Damn Squirrel

Does anyone out there like squirrels?  How many times have I seen people feeding them bits of crackers and chips at the park?  Don’t they know that they are just rats with fluffy tails?

Squirrels are my nemesis.  Last year I couldn’t figure out why my beautiful tomatoes were disappearing just as they were getting ready to ripen.  That is until one of those tomatoes fell out of the tippy top of one of our huge trees.  Not only were the squirrels eating them, they were trying to drop them on my head!

Damn Squirrel

The previous year the nasty rodents stole the squash blossoms right off of the vines.  They dig up every plant I have in a pot so they can bury acorns.  They also like to use the hanging baskets for spring boards to the next perch.  And I’ve given up on succulents.  Michelle has given me two pots of them now–the squirrels just chew them down to nubs.They play havoc with the twinkly lights that are on our deck, dock and trees as they chew through the wires and bite the lights right off of the line.

And now their latest escapade, because honey bees took over one of our hummingbird feeders this spring, I found one that was supposed to be insect proof.  Not only do the bees not like it, but the hummingbirds won’t use it either!

Damn Squirrel
Hummingbirds and honey bees love this type of feeder!
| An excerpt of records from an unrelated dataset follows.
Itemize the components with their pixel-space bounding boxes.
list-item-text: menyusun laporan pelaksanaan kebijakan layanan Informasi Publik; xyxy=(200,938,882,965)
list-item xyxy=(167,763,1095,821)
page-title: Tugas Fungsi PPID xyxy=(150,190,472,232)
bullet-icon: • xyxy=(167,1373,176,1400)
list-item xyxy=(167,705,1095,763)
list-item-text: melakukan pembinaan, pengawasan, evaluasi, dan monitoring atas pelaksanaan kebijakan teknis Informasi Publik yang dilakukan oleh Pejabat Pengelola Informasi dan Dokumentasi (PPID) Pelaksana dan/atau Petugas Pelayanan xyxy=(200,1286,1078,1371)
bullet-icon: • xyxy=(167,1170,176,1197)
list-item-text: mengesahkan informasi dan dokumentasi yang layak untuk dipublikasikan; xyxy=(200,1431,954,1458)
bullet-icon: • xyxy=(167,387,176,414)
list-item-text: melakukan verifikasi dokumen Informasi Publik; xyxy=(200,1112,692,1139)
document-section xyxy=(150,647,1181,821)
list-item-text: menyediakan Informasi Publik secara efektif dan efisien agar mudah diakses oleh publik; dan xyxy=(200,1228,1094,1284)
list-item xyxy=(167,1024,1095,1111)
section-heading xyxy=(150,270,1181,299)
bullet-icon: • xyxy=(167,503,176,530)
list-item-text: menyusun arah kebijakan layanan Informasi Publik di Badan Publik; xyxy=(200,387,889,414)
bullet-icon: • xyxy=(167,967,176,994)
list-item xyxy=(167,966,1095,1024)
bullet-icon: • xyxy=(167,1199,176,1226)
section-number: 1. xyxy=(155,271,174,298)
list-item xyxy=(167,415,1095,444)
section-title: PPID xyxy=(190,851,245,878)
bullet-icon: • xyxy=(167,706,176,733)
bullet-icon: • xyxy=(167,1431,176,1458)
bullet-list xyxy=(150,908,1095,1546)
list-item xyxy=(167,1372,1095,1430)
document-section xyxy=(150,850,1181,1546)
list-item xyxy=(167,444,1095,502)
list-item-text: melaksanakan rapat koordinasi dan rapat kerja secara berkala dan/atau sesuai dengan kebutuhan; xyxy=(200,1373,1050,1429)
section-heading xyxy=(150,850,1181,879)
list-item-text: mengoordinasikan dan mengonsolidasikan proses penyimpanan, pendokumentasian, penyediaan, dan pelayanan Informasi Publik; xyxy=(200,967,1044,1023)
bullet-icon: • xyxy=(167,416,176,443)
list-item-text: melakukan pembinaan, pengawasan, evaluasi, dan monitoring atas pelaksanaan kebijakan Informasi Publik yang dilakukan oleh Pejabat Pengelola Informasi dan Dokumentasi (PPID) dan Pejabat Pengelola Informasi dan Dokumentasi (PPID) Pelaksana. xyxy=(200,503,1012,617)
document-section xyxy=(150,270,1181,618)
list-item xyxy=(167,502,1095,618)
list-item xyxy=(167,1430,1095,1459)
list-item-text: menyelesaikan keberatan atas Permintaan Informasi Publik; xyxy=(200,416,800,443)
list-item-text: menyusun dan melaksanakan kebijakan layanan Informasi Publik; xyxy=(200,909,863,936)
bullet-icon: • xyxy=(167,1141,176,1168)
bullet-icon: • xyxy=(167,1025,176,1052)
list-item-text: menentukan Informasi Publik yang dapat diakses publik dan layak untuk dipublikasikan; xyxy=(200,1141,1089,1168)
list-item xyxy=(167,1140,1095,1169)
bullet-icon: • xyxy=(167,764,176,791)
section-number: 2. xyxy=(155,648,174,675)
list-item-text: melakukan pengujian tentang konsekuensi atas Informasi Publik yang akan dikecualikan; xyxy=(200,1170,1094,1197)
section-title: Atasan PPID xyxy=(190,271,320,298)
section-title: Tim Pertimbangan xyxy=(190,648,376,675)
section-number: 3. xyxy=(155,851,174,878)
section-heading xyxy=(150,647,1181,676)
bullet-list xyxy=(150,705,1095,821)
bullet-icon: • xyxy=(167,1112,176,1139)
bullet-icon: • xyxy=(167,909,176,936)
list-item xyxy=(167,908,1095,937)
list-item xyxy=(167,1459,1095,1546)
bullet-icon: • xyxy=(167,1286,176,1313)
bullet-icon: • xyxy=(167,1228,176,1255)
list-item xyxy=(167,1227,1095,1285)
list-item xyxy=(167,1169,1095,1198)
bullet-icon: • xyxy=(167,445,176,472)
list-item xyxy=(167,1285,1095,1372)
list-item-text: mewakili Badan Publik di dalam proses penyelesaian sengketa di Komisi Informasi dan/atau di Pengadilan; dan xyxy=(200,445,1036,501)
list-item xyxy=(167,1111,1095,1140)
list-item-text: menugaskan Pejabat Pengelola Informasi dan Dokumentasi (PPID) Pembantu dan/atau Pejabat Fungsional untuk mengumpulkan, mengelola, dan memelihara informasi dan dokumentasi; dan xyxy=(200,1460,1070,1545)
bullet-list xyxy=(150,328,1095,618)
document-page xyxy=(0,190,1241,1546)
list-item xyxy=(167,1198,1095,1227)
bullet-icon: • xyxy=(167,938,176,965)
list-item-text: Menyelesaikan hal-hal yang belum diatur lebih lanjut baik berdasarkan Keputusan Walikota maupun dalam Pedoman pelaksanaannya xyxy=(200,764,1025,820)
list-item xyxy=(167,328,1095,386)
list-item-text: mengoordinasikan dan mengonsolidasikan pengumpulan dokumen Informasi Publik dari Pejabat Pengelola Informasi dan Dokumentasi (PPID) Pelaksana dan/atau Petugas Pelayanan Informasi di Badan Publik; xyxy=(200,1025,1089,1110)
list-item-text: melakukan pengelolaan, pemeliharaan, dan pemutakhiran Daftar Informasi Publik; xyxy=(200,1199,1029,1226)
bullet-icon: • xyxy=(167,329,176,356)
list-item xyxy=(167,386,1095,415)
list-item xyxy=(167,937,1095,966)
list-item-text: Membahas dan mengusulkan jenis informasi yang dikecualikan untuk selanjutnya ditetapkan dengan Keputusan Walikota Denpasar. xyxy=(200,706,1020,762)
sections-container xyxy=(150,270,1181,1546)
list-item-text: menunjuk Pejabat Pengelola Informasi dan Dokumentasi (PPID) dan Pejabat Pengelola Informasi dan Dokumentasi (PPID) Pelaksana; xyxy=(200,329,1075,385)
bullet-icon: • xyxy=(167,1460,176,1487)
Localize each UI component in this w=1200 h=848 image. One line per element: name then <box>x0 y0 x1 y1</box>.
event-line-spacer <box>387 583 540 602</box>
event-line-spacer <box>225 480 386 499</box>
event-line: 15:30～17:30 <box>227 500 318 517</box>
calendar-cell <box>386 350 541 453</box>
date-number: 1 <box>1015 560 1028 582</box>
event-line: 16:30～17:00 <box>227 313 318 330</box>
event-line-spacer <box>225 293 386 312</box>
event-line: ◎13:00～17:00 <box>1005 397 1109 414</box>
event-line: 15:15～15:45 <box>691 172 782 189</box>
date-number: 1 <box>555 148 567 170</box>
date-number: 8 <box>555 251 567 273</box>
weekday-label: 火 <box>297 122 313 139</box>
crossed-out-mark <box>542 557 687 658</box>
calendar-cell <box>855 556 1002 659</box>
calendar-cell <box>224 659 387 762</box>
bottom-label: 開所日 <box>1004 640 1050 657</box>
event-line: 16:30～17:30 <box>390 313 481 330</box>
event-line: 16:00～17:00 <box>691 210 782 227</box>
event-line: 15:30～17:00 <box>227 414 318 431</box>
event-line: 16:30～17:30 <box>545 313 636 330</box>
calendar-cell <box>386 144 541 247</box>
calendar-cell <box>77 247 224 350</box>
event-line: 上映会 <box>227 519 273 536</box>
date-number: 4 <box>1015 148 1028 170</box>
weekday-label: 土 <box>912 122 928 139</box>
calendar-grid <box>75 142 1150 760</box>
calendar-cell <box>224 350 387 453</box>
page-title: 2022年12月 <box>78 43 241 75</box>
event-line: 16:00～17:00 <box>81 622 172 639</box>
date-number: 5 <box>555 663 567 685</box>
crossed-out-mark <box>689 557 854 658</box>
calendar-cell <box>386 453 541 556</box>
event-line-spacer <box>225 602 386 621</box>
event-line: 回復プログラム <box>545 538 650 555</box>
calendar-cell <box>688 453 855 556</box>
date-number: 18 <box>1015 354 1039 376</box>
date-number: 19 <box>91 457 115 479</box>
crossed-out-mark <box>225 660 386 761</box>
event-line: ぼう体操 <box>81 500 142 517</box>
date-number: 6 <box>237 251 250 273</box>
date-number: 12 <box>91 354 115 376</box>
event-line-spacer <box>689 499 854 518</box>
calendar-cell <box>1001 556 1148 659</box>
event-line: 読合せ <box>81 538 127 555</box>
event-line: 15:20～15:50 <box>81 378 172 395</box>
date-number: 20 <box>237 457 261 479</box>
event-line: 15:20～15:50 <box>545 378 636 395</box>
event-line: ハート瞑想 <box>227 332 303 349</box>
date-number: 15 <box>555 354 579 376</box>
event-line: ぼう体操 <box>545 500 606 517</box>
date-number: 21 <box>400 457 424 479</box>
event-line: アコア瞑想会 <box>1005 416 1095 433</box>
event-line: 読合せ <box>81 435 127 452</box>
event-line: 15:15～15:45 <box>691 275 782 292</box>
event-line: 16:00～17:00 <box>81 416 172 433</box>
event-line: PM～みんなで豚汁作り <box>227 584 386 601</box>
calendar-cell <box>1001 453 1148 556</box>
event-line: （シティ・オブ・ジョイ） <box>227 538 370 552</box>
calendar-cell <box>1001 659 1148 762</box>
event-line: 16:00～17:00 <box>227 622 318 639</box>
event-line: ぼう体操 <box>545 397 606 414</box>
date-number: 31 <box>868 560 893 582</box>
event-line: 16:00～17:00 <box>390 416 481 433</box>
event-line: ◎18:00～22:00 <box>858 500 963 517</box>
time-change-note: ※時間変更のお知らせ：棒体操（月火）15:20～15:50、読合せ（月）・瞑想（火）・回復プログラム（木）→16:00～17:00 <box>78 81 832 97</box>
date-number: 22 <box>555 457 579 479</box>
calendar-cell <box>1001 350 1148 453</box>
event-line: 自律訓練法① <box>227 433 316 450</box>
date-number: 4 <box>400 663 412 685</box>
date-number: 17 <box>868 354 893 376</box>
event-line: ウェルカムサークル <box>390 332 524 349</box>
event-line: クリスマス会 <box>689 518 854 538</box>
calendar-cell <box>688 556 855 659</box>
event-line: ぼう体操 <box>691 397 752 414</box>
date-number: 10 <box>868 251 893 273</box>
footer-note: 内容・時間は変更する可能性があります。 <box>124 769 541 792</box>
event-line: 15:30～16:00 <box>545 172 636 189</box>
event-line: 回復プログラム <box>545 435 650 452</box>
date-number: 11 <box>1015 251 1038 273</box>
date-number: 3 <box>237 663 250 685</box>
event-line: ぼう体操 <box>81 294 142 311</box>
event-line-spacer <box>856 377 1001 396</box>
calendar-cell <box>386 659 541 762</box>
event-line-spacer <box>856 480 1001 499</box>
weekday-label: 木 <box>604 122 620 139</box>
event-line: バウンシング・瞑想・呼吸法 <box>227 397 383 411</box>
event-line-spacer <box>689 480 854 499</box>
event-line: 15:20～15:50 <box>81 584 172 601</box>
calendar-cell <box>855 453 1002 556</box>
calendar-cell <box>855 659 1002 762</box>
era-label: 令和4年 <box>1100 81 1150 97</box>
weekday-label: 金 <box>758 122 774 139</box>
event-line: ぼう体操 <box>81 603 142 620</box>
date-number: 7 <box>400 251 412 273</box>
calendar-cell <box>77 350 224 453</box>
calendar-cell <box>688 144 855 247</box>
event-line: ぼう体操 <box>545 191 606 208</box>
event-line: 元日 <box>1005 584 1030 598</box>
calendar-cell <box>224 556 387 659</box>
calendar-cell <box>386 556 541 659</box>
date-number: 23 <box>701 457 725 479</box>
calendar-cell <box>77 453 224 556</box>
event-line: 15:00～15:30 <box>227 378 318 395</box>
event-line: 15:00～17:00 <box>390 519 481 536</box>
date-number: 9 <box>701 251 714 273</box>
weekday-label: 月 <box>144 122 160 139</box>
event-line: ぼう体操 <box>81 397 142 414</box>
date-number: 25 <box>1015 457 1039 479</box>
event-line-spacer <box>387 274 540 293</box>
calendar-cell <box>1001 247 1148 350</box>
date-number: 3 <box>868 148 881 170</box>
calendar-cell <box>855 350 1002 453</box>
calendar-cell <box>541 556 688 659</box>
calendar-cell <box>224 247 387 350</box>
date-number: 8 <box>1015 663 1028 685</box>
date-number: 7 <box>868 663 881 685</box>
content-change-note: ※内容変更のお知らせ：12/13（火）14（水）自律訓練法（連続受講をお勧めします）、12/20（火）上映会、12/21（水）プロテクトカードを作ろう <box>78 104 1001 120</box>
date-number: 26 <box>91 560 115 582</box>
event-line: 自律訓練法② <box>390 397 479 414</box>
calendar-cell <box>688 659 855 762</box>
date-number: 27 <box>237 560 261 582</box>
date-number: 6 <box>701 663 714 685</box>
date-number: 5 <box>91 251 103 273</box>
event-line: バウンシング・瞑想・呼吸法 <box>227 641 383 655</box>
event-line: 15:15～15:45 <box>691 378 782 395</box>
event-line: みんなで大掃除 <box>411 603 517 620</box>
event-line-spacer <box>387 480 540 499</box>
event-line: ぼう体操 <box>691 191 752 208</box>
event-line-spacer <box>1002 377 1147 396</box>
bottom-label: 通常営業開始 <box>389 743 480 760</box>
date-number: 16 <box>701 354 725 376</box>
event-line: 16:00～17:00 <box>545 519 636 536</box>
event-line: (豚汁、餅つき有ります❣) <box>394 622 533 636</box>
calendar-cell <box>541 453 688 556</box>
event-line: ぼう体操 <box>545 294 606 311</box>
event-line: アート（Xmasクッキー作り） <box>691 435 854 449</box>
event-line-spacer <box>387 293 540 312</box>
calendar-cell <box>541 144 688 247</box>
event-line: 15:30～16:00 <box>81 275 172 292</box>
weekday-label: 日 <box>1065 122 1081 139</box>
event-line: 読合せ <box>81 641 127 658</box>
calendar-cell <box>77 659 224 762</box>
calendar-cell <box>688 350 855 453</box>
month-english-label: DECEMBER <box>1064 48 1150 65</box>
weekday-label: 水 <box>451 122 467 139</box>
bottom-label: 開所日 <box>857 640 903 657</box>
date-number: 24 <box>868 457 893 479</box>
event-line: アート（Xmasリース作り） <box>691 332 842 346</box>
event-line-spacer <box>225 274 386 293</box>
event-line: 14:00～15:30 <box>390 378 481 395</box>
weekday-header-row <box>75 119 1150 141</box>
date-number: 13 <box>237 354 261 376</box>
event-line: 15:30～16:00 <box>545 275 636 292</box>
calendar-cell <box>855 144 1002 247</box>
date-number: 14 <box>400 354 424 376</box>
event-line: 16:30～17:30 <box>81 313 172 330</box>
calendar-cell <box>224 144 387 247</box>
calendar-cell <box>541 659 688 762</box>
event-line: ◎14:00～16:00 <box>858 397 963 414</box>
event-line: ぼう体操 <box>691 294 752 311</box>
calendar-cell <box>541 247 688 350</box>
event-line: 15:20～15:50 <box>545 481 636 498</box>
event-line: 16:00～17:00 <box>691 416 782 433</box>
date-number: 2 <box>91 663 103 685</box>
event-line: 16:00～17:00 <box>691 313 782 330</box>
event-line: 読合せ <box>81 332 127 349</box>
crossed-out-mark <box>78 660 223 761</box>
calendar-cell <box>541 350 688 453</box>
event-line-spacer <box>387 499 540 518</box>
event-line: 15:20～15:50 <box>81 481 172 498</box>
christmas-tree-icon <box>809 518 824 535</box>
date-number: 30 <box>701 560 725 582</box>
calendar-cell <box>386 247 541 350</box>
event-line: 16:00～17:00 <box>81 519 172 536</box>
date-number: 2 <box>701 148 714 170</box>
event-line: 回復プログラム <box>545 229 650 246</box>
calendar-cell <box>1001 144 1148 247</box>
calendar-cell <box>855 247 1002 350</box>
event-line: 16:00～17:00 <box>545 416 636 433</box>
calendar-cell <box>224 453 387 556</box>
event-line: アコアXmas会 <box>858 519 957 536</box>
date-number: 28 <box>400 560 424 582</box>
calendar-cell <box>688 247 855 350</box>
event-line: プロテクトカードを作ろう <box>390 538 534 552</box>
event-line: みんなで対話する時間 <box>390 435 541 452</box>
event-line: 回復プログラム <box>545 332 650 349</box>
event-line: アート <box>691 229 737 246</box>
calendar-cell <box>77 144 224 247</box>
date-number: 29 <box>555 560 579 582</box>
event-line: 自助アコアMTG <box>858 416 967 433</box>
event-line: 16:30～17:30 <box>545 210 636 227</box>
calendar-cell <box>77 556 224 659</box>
But the squirrels love the new flying-saucer shaped feeder!

Damn Squirrel

Damn Squirrel

So I’ve put Maggie on alert.  The last squirrel that drank out of the hummingbird feeder got quite fat and happy.  Which ended up being it’s ultimate downfall–so fat it couldn’t outrace my chunky monkey Maggie.  The Magster still has a little scar on her leg from that battle.  But she was the victor!  Gone Squirrel!

Damn Squirrel
The final photo of this bad boy hanging upside down on the feeder while draining the last drop!